Local telephone calls are not free. You will have access to use the phone to receive calls. For international calls you MUST use your calling card or arrange for a time and a date for your family and friends to call you. You may be able to make a local phone call but please ask first and be sensitive to the cost this may incur for your host family.
The best solution is to get a mobile phone or mobile phone plan and use Internet-based services such as Skype or WhatsApp.
Most Spanish families eat three meals per day. Breakfast and dinner are rather light. Lunch is the heaviest meal of the day; yet our modern lifestyle means this meal is often taken outside of the home. Meals are generally served with the following schedule: breakfast from 7:00 am to 9:00 am, lunch around 2:00 pm to 3:00 pm, and dinner around 9:00 pm or 10:00 pm (and it is rather a light snack more than an actual meal).
Although it is increasingly changing, the señora spends a lot of time preparing the food that you will consume. To avoid hurt feelings, tell your family what you don’t eat or are allergic to. Also, if you do not plan to be present at a meal, common courtesy requires that you let your family know in advance. If you choose to skip a meal, do not expect the family to serve you at your convenience; as a guest in the house, you must comply with the established meal schedule.
Additional important information about ALL Maryland housing options:
- Housing placements will be made in the order that Housing Preferences were submitted. We do our best to accommodate student preferences, however we cannot guarantee any particular assignment. Please take time to review your housing preferences before submitting the form. Later changes may impact your order. Please take time to review your housing preferences before submitting the form. Later changes may impact your order.

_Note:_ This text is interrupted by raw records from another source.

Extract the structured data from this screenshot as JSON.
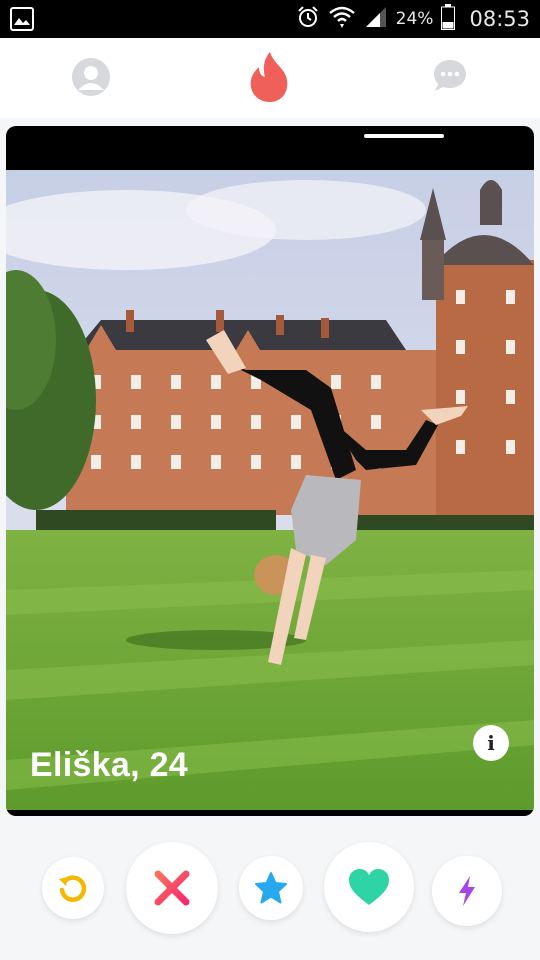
{
  "status_bar": {
    "battery": "24%",
    "time": "08:53",
    "icons": [
      "image-notification-icon",
      "alarm-icon",
      "wifi-icon",
      "signal-icon",
      "battery-icon"
    ]
  },
  "nav": {
    "icons": [
      "profile-icon",
      "flame-icon",
      "messages-icon"
    ],
    "colors": {
      "inactive": "#d6d8dc",
      "brand": "#f0605a"
    }
  },
  "card": {
    "name_age": "Eliška, 24",
    "info_glyph": "i",
    "photo_count_indicator": "1"
  },
  "actions": {
    "rewind": {
      "icon": "rewind-icon",
      "color": "#f5b800"
    },
    "nope": {
      "icon": "x-icon",
      "color": "#f5466b"
    },
    "super_like": {
      "icon": "star-icon",
      "color": "#27a9ef"
    },
    "like": {
      "icon": "heart-icon",
      "color": "#2fd4a4"
    },
    "boost": {
      "icon": "bolt-icon",
      "color": "#a545e8"
    }
  }
}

- All students who choose Maryland housing will be billed on their Testudo account for housing shortly after prices have been finalized and assignments shared. The amount billed will correspond with their specific housing assignment, however the billed amount will align with the fee ranges shared, but may vary slightly due to finalized price conversions. In the event that a student causes damage to their accommodations, a fee will be charged to the student’s Testudo account for repairs.
- Barcelona has an extensive public transportation network that many locals use to navigate the city. All housing placements will be public transportation accessible, allowing students to commute from their accommodations to class. A typical commute in Barcelona by public transportation is about 30 – 50 minutes, so our students should expect a similar commute to and from class.